Education and Adventurous Youth
Like her Hyde and Tonetti relatives, Angy was independent, creative, and unconventional. At 17, she was given a brand-new 1943 Ford truck — and immediately transformed it into her ticket to adventure. She started her own trucking business under the name Angy’s Trucking and commuted into New York City to haul loads, an unusual pursuit for a young woman in the 1940s. When she expressed interest in learning traditional thatching, her grandmother arranged for her to travel to rural England. There she apprenticed with an elderly craftsman, living alone in a stone lighthouse, donning wool pajamas and taking nightly sips of whiskey to keep out the cold.
Her return to Snedens Landing brought another project: building her own stone house from ruins of a Civil War fortress. When the walls became too high for her to lift the stones alone, she decided she needed a partner — a man to help her finish the task.
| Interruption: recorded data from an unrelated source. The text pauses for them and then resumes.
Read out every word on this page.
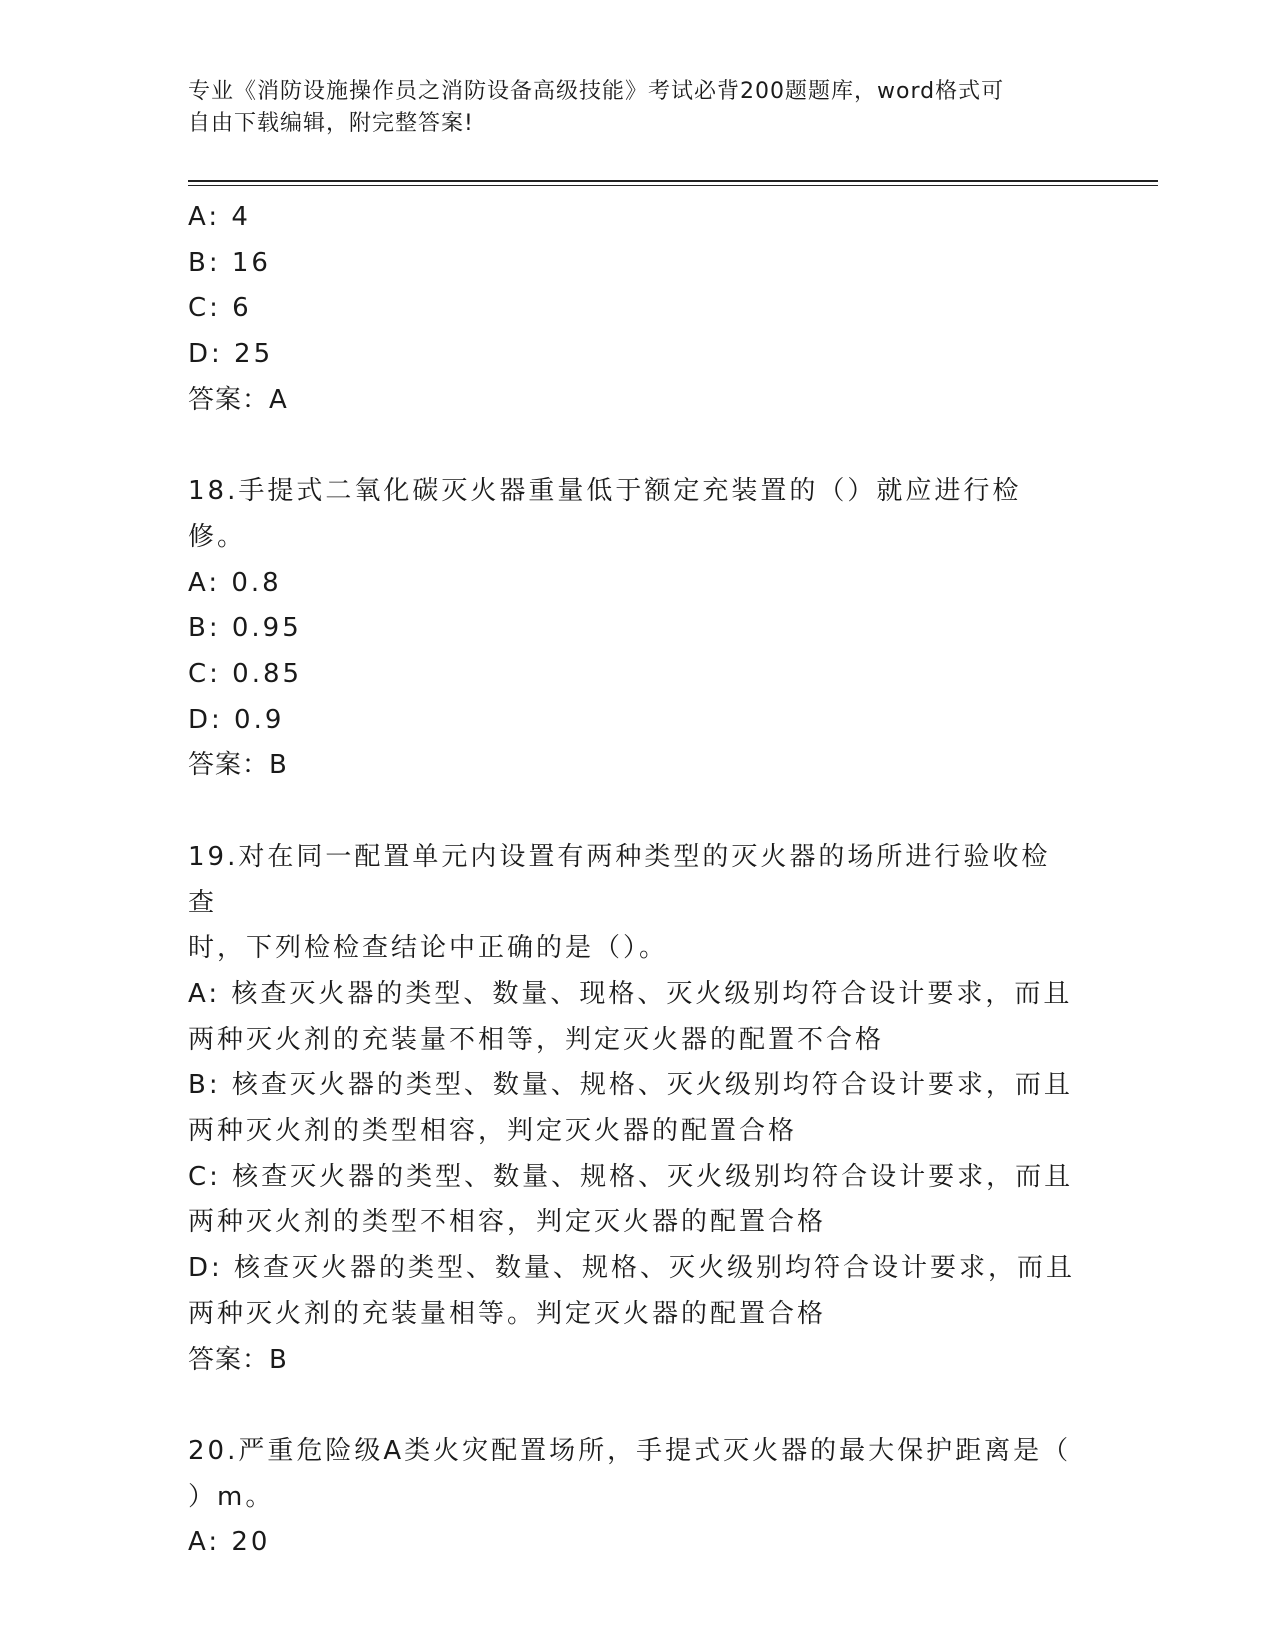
专业《消防设施操作员之消防设备高级技能》考试必背200题题库，word格式可
自由下载编辑，附完整答案!
A: 4
B: 16
C: 6
D: 25
答案：A
18.手提式二氧化碳灭火器重量低于额定充装置的（）就应进行检修。
A: 0.8
B: 0.95
C: 0.85
D: 0.9
答案：B
19.对在同一配置单元内设置有两种类型的灭火器的场所进行验收检查
时，下列检检查结论中正确的是（）。
A: 核查灭火器的类型、数量、现格、灭火级别均符合设计要求，而且
两种灭火剂的充装量不相等，判定灭火器的配置不合格
B: 核查灭火器的类型、数量、规格、灭火级别均符合设计要求，而且
两种灭火剂的类型相容，判定灭火器的配置合格
C: 核查灭火器的类型、数量、规格、灭火级别均符合设计要求，而且
两种灭火剂的类型不相容，判定灭火器的配置合格
D: 核查灭火器的类型、数量、规格、灭火级别均符合设计要求，而且
两种灭火剂的充装量相等。判定灭火器的配置合格
答案：B
20.严重危险级A类火灾配置场所，手提式灭火器的最大保护距离是（
）m。
A: 20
Marriage and Bohemian Life
Her search for both companionship and adventure led her across the country in her Ford truck. Along the way she worked riveting planes in San Diego during World War II, lived briefly in Venice Beach, and met Lloyd Bjorklund, a tall Swede who offered to help her move into a rental — and then to teach her fishing. The two fell in love. Together they returned to Snedens Landing to finish the stone house, christened the LloyAnne House.
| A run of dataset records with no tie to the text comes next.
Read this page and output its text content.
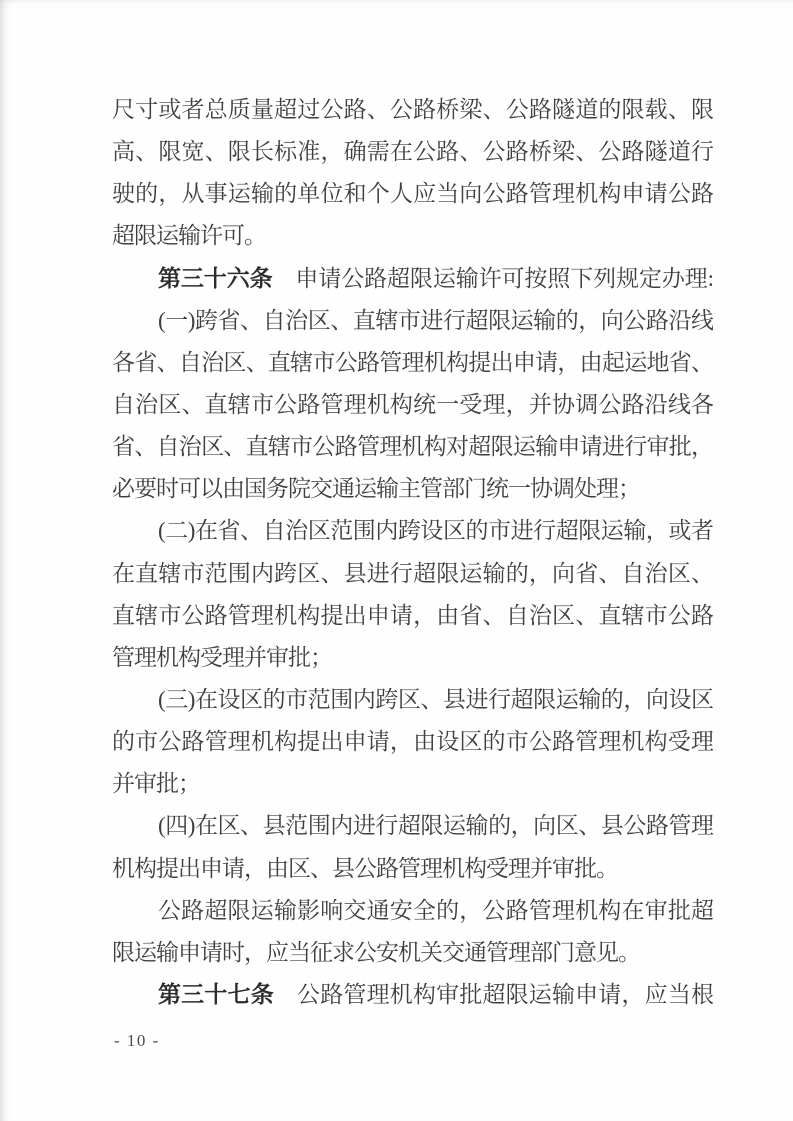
尺寸或者总质量超过公路、公路桥梁、公路隧道的限载、限
高、限宽、限长标准，确需在公路、公路桥梁、公路隧道行
驶的，从事运输的单位和个人应当向公路管理机构申请公路
超限运输许可。
第三十六条　申请公路超限运输许可按照下列规定办理:
(一)跨省、自治区、直辖市进行超限运输的，向公路沿线
各省、自治区、直辖市公路管理机构提出申请，由起运地省、
自治区、直辖市公路管理机构统一受理，并协调公路沿线各
省、自治区、直辖市公路管理机构对超限运输申请进行审批，
必要时可以由国务院交通运输主管部门统一协调处理；
(二)在省、自治区范围内跨设区的市进行超限运输，或者
在直辖市范围内跨区、县进行超限运输的，向省、自治区、
直辖市公路管理机构提出申请，由省、自治区、直辖市公路
管理机构受理并审批；
(三)在设区的市范围内跨区、县进行超限运输的，向设区
的市公路管理机构提出申请，由设区的市公路管理机构受理
并审批；
(四)在区、县范围内进行超限运输的，向区、县公路管理
机构提出申请，由区、县公路管理机构受理并审批。
公路超限运输影响交通安全的，公路管理机构在审批超
限运输申请时，应当征求公安机关交通管理部门意见。
第三十七条　公路管理机构审批超限运输申请，应当根
- 10 -
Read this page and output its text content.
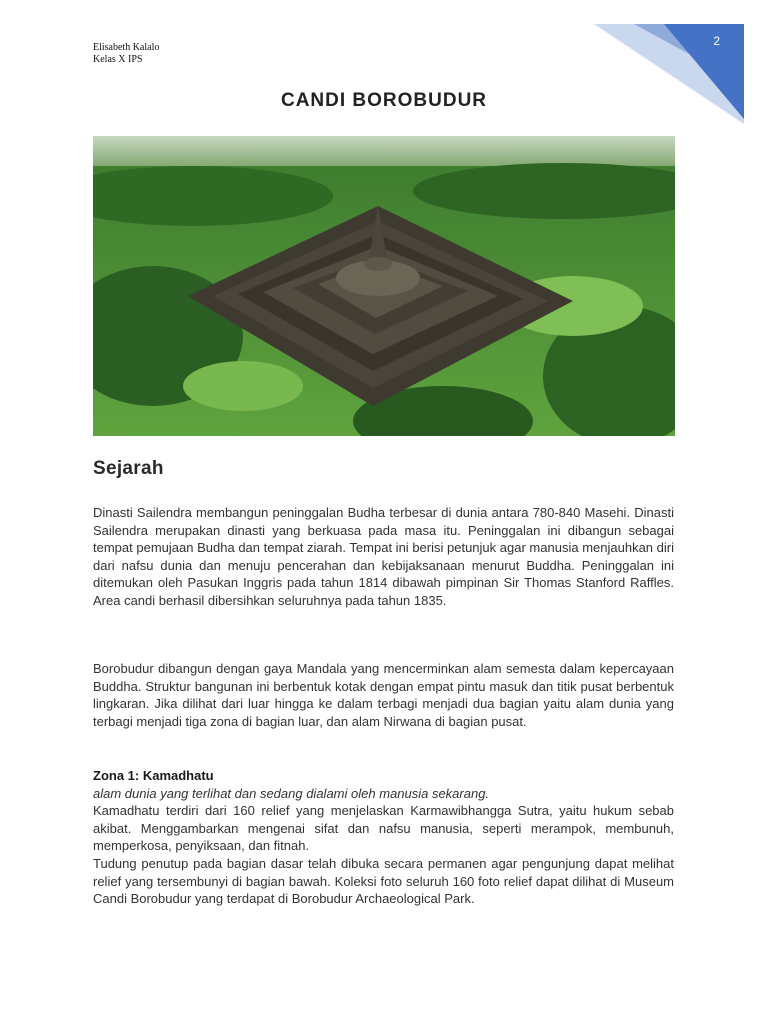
2
Elisabeth Kalalo
Kelas X IPS
CANDI BOROBUDUR
Sejarah

Dinasti Sailendra membangun peninggalan Budha terbesar di dunia antara 780-840 Masehi. Dinasti Sailendra merupakan dinasti yang berkuasa pada masa itu. Peninggalan ini dibangun sebagai tempat pemujaan Budha dan tempat ziarah. Tempat ini berisi petunjuk agar manusia menjauhkan diri dari nafsu dunia dan menuju pencerahan dan kebijaksanaan menurut Buddha. Peninggalan ini ditemukan oleh Pasukan Inggris pada tahun 1814 dibawah pimpinan Sir Thomas Stanford Raffles. Area candi berhasil dibersihkan seluruhnya pada tahun 1835.

Borobudur dibangun dengan gaya Mandala yang mencerminkan alam semesta dalam kepercayaan Buddha. Struktur bangunan ini berbentuk kotak dengan empat pintu masuk dan titik pusat berbentuk lingkaran. Jika dilihat dari luar hingga ke dalam terbagi menjadi dua bagian yaitu alam dunia yang terbagi menjadi tiga zona di bagian luar, dan alam Nirwana di bagian pusat.

Zona 1: Kamadhatu
alam dunia yang terlihat dan sedang dialami oleh manusia sekarang.
Kamadhatu terdiri dari 160 relief yang menjelaskan Karmawibhangga Sutra, yaitu hukum sebab akibat. Menggambarkan mengenai sifat dan nafsu manusia, seperti merampok, membunuh, memperkosa, penyiksaan, dan fitnah.
Tudung penutup pada bagian dasar telah dibuka secara permanen agar pengunjung dapat melihat relief yang tersembunyi di bagian bawah. Koleksi foto seluruh 160 foto relief dapat dilihat di Museum Candi Borobudur yang terdapat di Borobudur Archaeological Park.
Following her father’s encouragement, Angy and Lloyd moved to California. They homesteaded in the Mojave Desert, where they built the Desert Castle, a stone house that still stands. Later, as a wedding gift, her father Bobby and stepmother “Floppy” gave them 10 acres on Old San Marcos Road above Santa Barbara. On it, Angy and Lloyd built the White Tipi, a distinctive family home that became a hub for Mountain Drive’s bohemian community.
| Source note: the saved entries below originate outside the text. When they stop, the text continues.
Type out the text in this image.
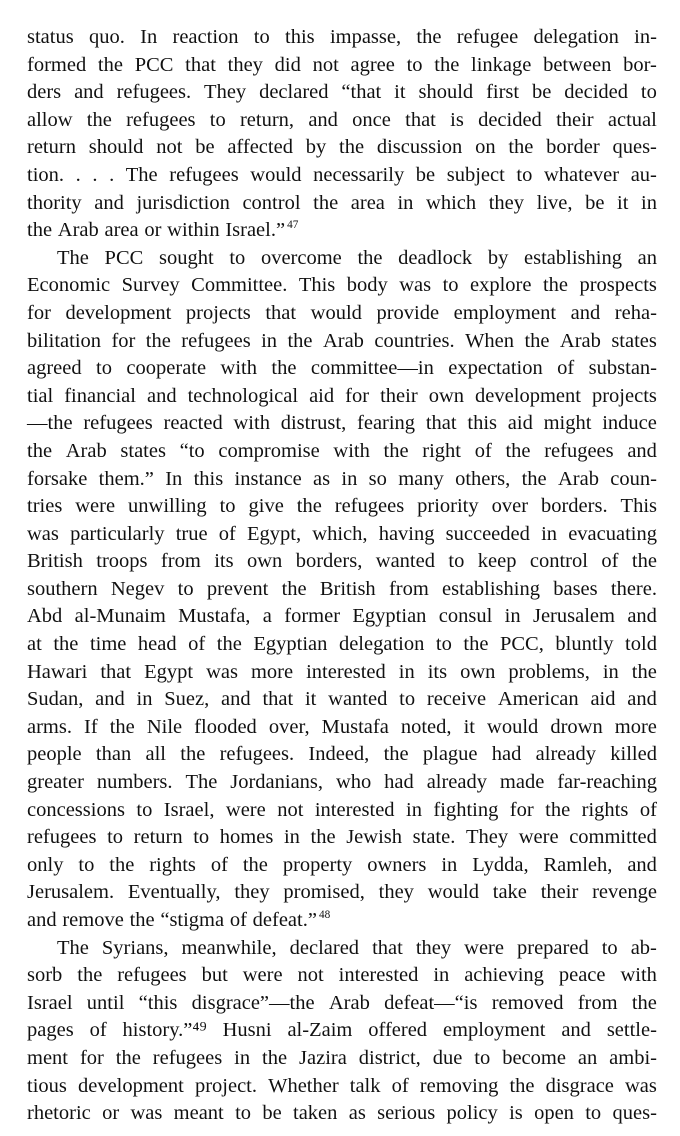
status quo. In reaction to this impasse, the refugee delegation in-
formed the PCC that they did not agree to the linkage between bor-
ders and refugees. They declared “that it should first be decided to
allow the refugees to return, and once that is decided their actual
return should not be affected by the discussion on the border ques-
tion. . . . The refugees would necessarily be subject to whatever au-
thority and jurisdiction control the area in which they live, be it in
the Arab area or within Israel.” $^{47}$
The PCC sought to overcome the deadlock by establishing an
Economic Survey Committee. This body was to explore the prospects
for development projects that would provide employment and reha-
bilitation for the refugees in the Arab countries. When the Arab states
agreed to cooperate with the committee—in expectation of substan-
tial financial and technological aid for their own development projects
—the refugees reacted with distrust, fearing that this aid might induce
the Arab states “to compromise with the right of the refugees and
forsake them.” In this instance as in so many others, the Arab coun-
tries were unwilling to give the refugees priority over borders. This
was particularly true of Egypt, which, having succeeded in evacuating
British troops from its own borders, wanted to keep control of the
southern Negev to prevent the British from establishing bases there.
Abd al-Munaim Mustafa, a former Egyptian consul in Jerusalem and
at the time head of the Egyptian delegation to the PCC, bluntly told
Hawari that Egypt was more interested in its own problems, in the
Sudan, and in Suez, and that it wanted to receive American aid and
arms. If the Nile flooded over, Mustafa noted, it would drown more
people than all the refugees. Indeed, the plague had already killed
greater numbers. The Jordanians, who had already made far-reaching
concessions to Israel, were not interested in fighting for the rights of
refugees to return to homes in the Jewish state. They were committed
only to the rights of the property owners in Lydda, Ramleh, and
Jerusalem. Eventually, they promised, they would take their revenge
and remove the “stigma of defeat.” $^{48}$
The Syrians, meanwhile, declared that they were prepared to ab-
sorb the refugees but were not interested in achieving peace with
Israel until “this disgrace”—the Arab defeat—“is removed from the
pages of history.”⁴⁹ Husni al-Zaim offered employment and settle-
ment for the refugees in the Jazira district, due to become an ambi-
tious development project. Whether talk of removing the disgrace was
rhetoric or was meant to be taken as serious policy is open to ques-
Community and Creative Work
Angy thrived in the Mountain Drive community, where her father had envisioned a utopia of creative, free-spirited families. She participated in the famous Wine Stomp festivals of the 1950s, revelled in the Pot Wars crafts fairs of the 1960s, and taught hand-spinning and weaving workshops at UC Santa Barbara and in the local hills. Her home was filled with looms, burlap sacks of raw wool, and pots of natural dye simmering on the stove. She carded, spun, and dyed wool into her signature ANGY hats, and led “Mountain Spinning Workshops” under the slogan “Leave with a Wall Hanging.”
Her creativity extended to music — she drummed, played concertina, and sang old folk songs, carrying forward the Lawrence–Tonetti musical traditions.
Family Life
Angy and Lloyd raised four children in Santa Barbara, while also spending long summers on Quadra and Cortes Islands in British Columbia. There they built a rustic family cabin, caught salmon, gathered oysters, and harvested lichen for dyeing wool. The yearly car ride home was famously cramped with children and sacks of raw Canadian fleece.
Her children and grandchildren remember her as adventurous, artistic, and utterly unconventional — someone who lived a “free-spirit life” shaped by the artistic Lawrence heritage and her father’s bohemian dream.
Later Years and Legacy
Angy died in 2015, surrounded by family, with folk songs sung at her bedside. Her legacy lives on in the White Tipi home she created with Lloyd, in her textiles and teaching, and in the stories told by her children and grandchildren. She embodied the merging of Lawrence stability with Hyde experimentation, rooted in Snedens Landing but flourishing in Santa Barbara’s bohemian hills.